School Board Can’t Use Prayer Policy Defense

(CN) - The Supreme Court on Tuesday passed on claims that a Delaware school board meets the establishment-clause exception that allows legislative bodies to open their sessions with a prayer.

Two couples who lived and had children enrolled in southern Delaware's Indian River School District filed suit over the school board's long-standing policy of opening meetings with a prayer. The lawsuit also said that religion was becoming pervasive in the school district, with Bible distribution to students in 2003, teachers regularly referring to religion during classes, and prayer recitation at "graduation ceremonies, athletic events, potluck dinners, ice cream socials, awards ceremonies, and other events."

Students involved in any of the district's three Bible Clubs also allegedly received "special privileges" like donuts and being able to head the lines to lunch.

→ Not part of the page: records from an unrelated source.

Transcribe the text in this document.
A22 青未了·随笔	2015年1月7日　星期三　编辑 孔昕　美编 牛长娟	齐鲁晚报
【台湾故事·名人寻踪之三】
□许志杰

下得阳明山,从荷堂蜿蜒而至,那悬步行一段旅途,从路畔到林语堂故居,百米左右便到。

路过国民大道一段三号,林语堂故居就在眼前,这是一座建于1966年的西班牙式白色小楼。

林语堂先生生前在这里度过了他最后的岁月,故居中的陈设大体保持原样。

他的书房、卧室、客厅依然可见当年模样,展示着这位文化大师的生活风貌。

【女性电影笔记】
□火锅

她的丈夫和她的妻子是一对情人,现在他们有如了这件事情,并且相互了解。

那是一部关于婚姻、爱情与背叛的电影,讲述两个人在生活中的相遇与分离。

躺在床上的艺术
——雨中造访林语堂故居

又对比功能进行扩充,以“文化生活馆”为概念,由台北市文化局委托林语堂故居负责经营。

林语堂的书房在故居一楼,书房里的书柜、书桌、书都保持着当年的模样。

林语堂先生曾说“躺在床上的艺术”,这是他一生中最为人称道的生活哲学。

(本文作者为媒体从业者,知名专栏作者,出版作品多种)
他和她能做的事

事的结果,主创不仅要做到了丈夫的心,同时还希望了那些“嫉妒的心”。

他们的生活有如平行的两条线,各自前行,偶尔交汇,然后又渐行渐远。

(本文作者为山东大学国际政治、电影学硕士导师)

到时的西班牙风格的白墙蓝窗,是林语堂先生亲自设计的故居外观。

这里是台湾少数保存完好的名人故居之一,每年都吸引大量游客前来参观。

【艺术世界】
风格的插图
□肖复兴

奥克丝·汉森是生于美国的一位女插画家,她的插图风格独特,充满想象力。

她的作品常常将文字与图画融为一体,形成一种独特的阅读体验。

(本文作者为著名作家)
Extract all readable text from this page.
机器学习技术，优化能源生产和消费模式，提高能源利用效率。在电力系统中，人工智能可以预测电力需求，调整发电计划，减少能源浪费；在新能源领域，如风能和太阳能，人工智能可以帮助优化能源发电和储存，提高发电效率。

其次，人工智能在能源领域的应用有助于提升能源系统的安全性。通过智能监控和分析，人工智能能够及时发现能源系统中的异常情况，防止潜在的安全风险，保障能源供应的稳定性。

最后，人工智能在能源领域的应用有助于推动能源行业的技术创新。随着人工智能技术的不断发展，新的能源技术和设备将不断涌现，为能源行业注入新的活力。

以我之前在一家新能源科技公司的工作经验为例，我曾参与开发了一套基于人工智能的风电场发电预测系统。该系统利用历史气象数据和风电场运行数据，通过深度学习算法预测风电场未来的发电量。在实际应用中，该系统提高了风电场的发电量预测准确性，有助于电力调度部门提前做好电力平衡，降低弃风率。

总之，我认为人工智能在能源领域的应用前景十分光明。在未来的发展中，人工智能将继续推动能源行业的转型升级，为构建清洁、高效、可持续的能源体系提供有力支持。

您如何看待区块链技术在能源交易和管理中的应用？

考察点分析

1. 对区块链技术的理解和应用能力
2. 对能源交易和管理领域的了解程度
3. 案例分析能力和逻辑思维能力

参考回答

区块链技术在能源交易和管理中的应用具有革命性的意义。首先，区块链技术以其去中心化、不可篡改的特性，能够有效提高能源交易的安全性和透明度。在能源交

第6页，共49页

The parties settled on everything except the school board prayers in January 2008, and one set of plaintiffs moved out of the district and voluntarily dismissed their remaining claims.

As the other set of plaintiffs pursued judgment on the school board prayer, a federal judge sided with the school district on the basis of a legislative exception to the establishment clause. That exception derived from the Supreme Court's 1983 decision in Marsh v. Chambers, which held that Nebraska's practice of opening legislative sessions with a prayer was not a violation of the First Amendment's establishment clause.

On appeal in August 2011, however, the 3rd Circuit said that Marsh did not apply and reversed.

"The very purpose of the Indian River School Board distinguishes it from other deliberative bodies," the 72-page decision stated. "For this reason, the fact that other courts have extended Marsh to other legislative or deliberative bodies is not relevant."

The unanimous panel emphasized the fact that the Marsh decision expressly said that the presence of children would affect the court's calculus.

In rejecting the school board's petition for certiorari on Tuesday, the Supreme Court did not issue any comment.